Considered one of the smallest but most remarkable records of the era, the scrap of blue paper measures six by five centimeters and contains Greek and English characters. It contains an encrypted message that was smuggled out of Lucknow.
Written on the September 1 1857, Brigadier John Inglis described conditions in the town that had been under siege since 30 June that year. The note was folded and tightly rolled to ensure its concealment.
In his message, Inglis sends information vital to the British relieving force. The information was considered sensitive and would have had devastating effect on the course of events if it had fallen into the wrong hands.
Inglis wrote in the encrypted message, "I have reduced the rations and with this arrangement I trust to be able to hold on from the twentieth to twenty fifth". The British relief force arrived in Lucknow on 25 September.
The discovery was made last week during work on the year-long National Cataloguing project at the West Yorkshire Archive Service to list the family and estate archive of the Earls of Harewood.
The Harewood Estate Archive includes a significant body of records relating to India. Charles Canning was the Governor General at the time of the 1857 rebellion, and his nephew Lord Dunkellin, travelled to India as his Military Secretary.
The note was discovered as part of the 'Letters to Dunkellin concerning Indian affairs'.
Work continues to make over 10,000 items of correspondence sent to Canning in India fully searchable online with the assistance of volunteers from the Families in British India Society (FIBIS).

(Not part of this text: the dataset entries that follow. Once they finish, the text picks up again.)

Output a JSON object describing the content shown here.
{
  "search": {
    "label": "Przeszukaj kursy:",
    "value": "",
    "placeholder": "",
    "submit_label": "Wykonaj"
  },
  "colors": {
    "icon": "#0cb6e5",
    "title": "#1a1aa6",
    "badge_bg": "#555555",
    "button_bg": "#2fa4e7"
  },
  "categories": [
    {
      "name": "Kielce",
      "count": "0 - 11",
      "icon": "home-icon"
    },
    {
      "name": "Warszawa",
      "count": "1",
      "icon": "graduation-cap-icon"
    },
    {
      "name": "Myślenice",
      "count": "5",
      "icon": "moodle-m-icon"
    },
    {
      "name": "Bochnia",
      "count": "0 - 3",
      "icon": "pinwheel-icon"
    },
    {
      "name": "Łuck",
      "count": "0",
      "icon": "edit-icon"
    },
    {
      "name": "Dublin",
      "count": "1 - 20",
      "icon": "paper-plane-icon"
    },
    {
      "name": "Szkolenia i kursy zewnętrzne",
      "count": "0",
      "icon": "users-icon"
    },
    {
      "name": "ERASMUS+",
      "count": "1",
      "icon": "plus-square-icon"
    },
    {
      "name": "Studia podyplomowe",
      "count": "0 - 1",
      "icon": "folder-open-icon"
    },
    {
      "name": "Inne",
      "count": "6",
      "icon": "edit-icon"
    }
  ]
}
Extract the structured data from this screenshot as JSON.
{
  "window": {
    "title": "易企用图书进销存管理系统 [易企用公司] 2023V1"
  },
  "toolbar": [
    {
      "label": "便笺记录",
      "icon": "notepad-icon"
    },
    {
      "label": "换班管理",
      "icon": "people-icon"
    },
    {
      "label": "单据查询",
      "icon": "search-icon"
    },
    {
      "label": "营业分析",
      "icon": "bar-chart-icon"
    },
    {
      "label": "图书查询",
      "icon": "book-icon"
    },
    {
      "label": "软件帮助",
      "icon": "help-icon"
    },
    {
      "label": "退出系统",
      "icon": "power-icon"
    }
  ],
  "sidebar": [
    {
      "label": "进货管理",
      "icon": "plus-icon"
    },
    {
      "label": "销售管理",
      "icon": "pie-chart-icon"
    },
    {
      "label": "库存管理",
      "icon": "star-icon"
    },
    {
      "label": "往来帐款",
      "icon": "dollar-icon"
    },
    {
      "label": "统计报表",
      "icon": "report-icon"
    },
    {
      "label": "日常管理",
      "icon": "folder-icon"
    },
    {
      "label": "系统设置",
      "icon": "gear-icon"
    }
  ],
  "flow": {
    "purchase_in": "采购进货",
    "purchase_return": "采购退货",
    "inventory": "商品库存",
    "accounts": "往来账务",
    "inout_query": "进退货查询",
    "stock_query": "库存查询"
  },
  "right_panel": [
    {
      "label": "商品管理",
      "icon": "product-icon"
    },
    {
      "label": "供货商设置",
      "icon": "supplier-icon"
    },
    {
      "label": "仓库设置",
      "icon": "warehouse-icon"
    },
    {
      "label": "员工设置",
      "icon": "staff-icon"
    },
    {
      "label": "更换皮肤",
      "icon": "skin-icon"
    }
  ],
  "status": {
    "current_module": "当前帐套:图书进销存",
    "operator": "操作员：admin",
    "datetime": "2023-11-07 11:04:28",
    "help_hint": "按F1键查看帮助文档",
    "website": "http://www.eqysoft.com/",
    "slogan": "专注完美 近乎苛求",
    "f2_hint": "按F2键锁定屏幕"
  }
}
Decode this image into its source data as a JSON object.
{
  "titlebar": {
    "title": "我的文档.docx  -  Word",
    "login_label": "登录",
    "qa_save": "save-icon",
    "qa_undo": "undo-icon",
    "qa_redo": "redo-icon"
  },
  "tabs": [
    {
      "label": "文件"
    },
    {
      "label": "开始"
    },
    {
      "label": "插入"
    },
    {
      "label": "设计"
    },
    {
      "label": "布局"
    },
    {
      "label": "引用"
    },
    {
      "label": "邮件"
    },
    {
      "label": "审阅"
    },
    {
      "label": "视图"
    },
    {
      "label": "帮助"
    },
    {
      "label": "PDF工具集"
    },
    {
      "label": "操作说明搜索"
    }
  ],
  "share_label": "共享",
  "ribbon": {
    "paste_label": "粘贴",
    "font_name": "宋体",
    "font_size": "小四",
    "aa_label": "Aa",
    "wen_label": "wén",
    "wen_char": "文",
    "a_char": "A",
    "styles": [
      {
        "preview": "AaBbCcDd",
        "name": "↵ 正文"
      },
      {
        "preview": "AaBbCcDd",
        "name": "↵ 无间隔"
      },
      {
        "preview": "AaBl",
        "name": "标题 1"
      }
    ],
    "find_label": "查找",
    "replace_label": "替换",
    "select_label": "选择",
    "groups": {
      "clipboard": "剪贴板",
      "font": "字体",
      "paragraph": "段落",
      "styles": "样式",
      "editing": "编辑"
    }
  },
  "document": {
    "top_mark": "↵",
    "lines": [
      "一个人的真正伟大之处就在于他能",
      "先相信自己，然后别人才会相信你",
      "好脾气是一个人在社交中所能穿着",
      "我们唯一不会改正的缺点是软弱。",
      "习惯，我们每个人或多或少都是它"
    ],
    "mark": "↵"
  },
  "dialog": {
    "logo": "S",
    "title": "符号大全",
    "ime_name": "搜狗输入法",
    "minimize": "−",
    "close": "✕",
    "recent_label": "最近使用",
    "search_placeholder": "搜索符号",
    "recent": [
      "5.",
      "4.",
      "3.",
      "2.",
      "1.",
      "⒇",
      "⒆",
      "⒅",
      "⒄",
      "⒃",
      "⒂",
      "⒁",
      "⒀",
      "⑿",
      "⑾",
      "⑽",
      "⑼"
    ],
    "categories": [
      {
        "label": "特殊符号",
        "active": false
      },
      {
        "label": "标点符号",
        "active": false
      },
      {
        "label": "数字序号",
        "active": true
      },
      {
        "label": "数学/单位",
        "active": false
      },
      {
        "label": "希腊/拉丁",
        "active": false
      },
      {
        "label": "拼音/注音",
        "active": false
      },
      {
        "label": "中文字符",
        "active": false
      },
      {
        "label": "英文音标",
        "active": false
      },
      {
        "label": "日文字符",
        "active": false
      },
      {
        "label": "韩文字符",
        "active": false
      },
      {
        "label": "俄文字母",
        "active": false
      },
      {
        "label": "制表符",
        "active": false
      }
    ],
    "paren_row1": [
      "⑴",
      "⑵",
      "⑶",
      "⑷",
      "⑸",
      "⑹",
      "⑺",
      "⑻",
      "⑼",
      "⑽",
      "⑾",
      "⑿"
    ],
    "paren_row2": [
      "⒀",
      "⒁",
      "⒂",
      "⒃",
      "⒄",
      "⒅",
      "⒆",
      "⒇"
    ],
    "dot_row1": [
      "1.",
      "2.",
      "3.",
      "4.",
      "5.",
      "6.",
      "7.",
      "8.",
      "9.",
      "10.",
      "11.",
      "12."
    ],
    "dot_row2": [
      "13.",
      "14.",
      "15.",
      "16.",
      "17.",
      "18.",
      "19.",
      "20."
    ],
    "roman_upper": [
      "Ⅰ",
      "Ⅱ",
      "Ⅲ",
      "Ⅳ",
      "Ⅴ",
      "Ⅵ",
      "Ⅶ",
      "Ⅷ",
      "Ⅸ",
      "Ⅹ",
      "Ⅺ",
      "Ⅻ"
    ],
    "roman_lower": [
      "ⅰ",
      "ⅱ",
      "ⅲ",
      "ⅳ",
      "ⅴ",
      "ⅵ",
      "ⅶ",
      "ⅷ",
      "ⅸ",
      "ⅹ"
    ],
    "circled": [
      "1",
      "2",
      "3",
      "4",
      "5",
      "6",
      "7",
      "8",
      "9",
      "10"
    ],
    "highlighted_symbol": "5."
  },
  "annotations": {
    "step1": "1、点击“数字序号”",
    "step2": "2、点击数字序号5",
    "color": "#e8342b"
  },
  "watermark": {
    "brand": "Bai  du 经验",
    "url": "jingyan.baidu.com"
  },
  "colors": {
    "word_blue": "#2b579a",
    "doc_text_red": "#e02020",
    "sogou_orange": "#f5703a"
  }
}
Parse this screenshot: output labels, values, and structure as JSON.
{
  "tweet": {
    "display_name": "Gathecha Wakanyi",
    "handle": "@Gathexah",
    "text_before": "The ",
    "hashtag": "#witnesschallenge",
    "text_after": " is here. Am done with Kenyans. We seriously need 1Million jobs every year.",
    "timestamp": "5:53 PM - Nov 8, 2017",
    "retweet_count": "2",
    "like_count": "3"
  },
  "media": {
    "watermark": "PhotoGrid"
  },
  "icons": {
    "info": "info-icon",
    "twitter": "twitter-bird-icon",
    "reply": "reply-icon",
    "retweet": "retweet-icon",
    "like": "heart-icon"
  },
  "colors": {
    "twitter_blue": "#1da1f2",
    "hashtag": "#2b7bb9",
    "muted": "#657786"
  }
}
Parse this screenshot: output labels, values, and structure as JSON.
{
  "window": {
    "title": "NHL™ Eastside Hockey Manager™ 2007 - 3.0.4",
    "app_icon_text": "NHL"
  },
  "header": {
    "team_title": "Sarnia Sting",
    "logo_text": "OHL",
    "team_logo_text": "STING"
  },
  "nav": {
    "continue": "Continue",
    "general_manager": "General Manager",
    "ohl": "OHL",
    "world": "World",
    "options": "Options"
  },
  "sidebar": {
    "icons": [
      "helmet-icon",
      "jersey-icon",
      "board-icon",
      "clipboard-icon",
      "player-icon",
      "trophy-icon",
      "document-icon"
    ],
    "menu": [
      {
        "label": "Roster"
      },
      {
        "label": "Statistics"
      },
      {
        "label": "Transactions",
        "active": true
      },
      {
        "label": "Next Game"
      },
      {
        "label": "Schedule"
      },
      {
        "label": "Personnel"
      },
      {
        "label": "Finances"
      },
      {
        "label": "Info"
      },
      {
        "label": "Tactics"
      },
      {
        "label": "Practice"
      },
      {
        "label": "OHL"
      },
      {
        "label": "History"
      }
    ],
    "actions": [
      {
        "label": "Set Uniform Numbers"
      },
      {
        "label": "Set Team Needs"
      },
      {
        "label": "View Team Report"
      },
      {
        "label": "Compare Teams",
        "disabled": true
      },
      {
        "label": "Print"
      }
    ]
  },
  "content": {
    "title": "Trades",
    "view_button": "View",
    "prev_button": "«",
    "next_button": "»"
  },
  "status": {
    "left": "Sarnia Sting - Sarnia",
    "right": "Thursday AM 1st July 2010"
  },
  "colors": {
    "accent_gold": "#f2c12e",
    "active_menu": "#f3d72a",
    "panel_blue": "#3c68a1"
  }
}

Graham Hebblethwaite, chief officer of West Yorkshire Joint Services, said, "The discovery of this rare and fascinating document shows just how wide-ranging the Harewood Family and Estate Archive is. By Spring 2010, for the first time, anyone interested in this important collection will have online access to a comprehensive catalogue of records that are of great local, national and international significance."
Councillor Neil Taggart, chair of the West Yorkshire Joint Services Committee, said, "This exciting find emphasises the importance of the work being carried out over the duration of this project. This miniature document may yet have remained undiscovered, but now audiences both near and far will have far easier access to this and the treasures that the Harewood Estate Archive holds."